Why don’t you ask a PT? I am no Dr. and I don’t have as bad of knees as you, but mine suck pretty bad. Deads not bother me, as well as leg press, both flat and 45 deg., light lunges are ok, step ups. The only thing that kills me are squats, and leg ext.

I feel your pain - I just got my MRI results back - I tore my ACL and lots of bone bruising(whatever the hell that is). Anyways I’m going to doc tomorrow to evaluate my options. Maybe my deep squats led to this problem, but more likely it’s the combination of freestyle skiing/ice hockey/jiujitsu/golf(don’t laugh I hurt my knee once swinging - lol) that did it.

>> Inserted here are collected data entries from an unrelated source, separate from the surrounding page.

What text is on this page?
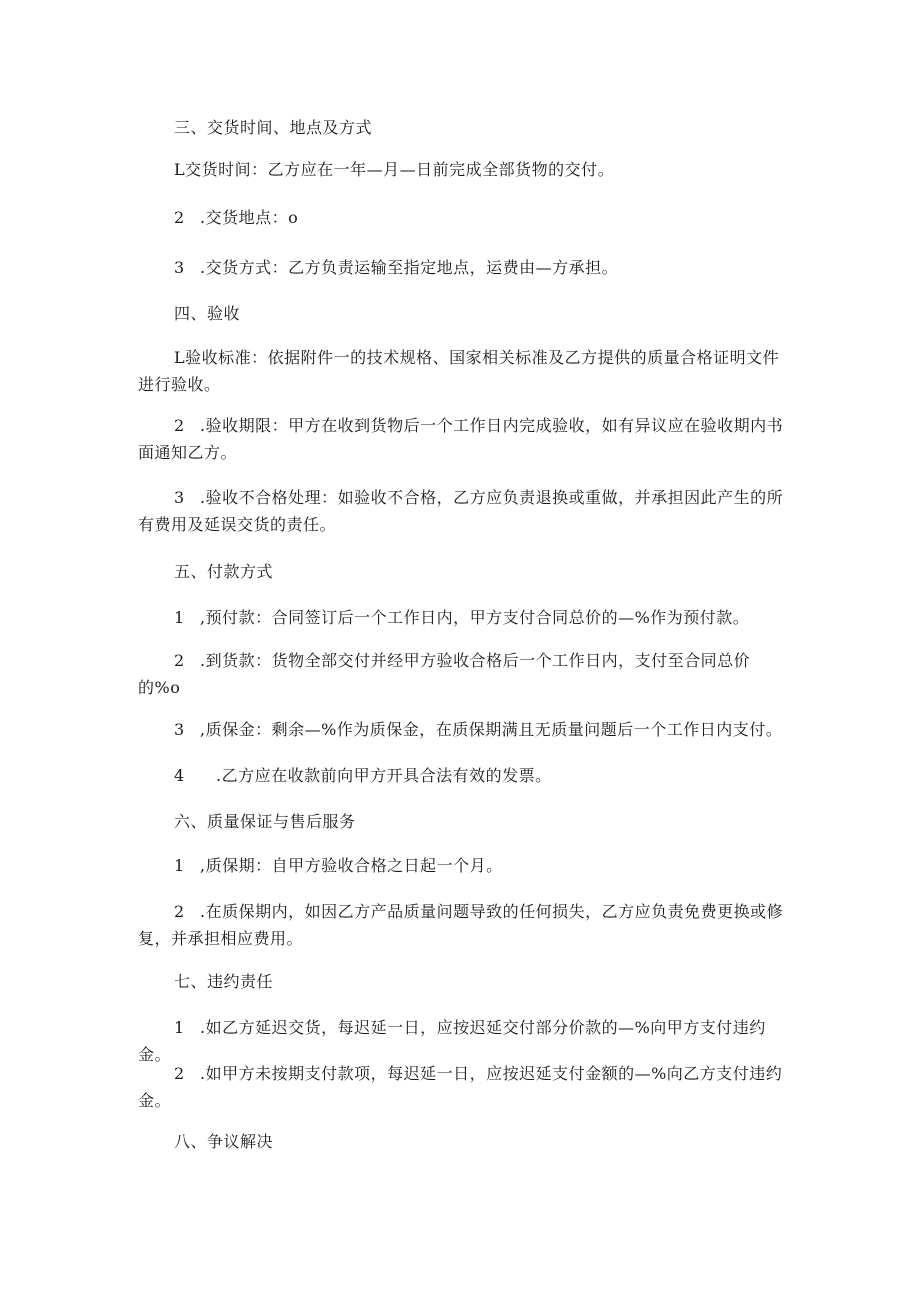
三、交货时间、地点及方式
L交货时间：乙方应在一年—月—日前完成全部货物的交付。
2 .交货地点：o
3 .交货方式：乙方负责运输至指定地点，运费由—方承担。
四、验收
L验收标准：依据附件一的技术规格、国家相关标准及乙方提供的质量合格证明文件进行验收。
2 .验收期限：甲方在收到货物后一个工作日内完成验收，如有异议应在验收期内书面通知乙方。
3 .验收不合格处理：如验收不合格，乙方应负责退换或重做，并承担因此产生的所有费用及延误交货的责任。
五、付款方式
1 ,预付款：合同签订后一个工作日内，甲方支付合同总价的—%作为预付款。
2 .到货款：货物全部交付并经甲方验收合格后一个工作日内，支付至合同总价的%o
3 ,质保金：剩余—%作为质保金，在质保期满且无质量问题后一个工作日内支付。
4 .乙方应在收款前向甲方开具合法有效的发票。
六、质量保证与售后服务
1 ,质保期：自甲方验收合格之日起一个月。
2 .在质保期内，如因乙方产品质量问题导致的任何损失，乙方应负责免费更换或修复，并承担相应费用。
七、违约责任
1 .如乙方延迟交货，每迟延一日，应按迟延交付部分价款的—%向甲方支付违约金。
2 .如甲方未按期支付款项，每迟延一日，应按迟延支付金额的—%向乙方支付违约金。
八、争议解决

I think you’re kidding yourself by saying any leg exercise is “safe” for your knees. Some people squat for years with no problems, but others, like myself, have gotten injured. Weight training is stressful for your joints, period. If the stress exceeds what your joints can handle, they fail. I’m limping around after having torn cartilage removed from my left lateral condyle. I got it by squatting. If I had warmed up properly and stretched like I should, could it have been prevented? Perhaps. I can tell you I’m never going to do singles and doubles in the squat again. Why take the risk? The point is, not everyone is the same. You need to evaluate the risks and benefits for your unique situation and make the decision. DanK, in your situation, I would be very careful in your choice of exercises, weights and rep ranges. It it hurts, don’t do it. Proper warm up and stretching are also going to be key. I know I’m going to do another workout without warmup.

The ACL keeps the knee from hyperextending right ? Anyway you shouldnt be training in the dark with an injurie. Ask a PT / Chiro / ART provider. Of course never accept that you cant train anymore, just get a second opinion then. Keeping your shin perfectly vertical reduces stress.

Whatever you do, take it slow and easy. I injured my shoulder to the point where I had some arm paralysis and was also scared to try any shouder moves. I’d have to say the Smith Rack (which I usually totally avoid) helped me in this instance. I started with just the bar, found my range of motion, and slowly improved that, my strength, and confidence and was back to free weights and low normal in a year. The fact that you can do lunges seems like a good sign but I’m no expert. As the others said find a good SPORTS P.T. One thing I have learned, if it hurts, you know that sharp kinda pain? don’t do it! change the angle or the weight or something. Louie Simmons has come back from alot of injuries, there may be some info on his and other powerlifting websites. Good Luck!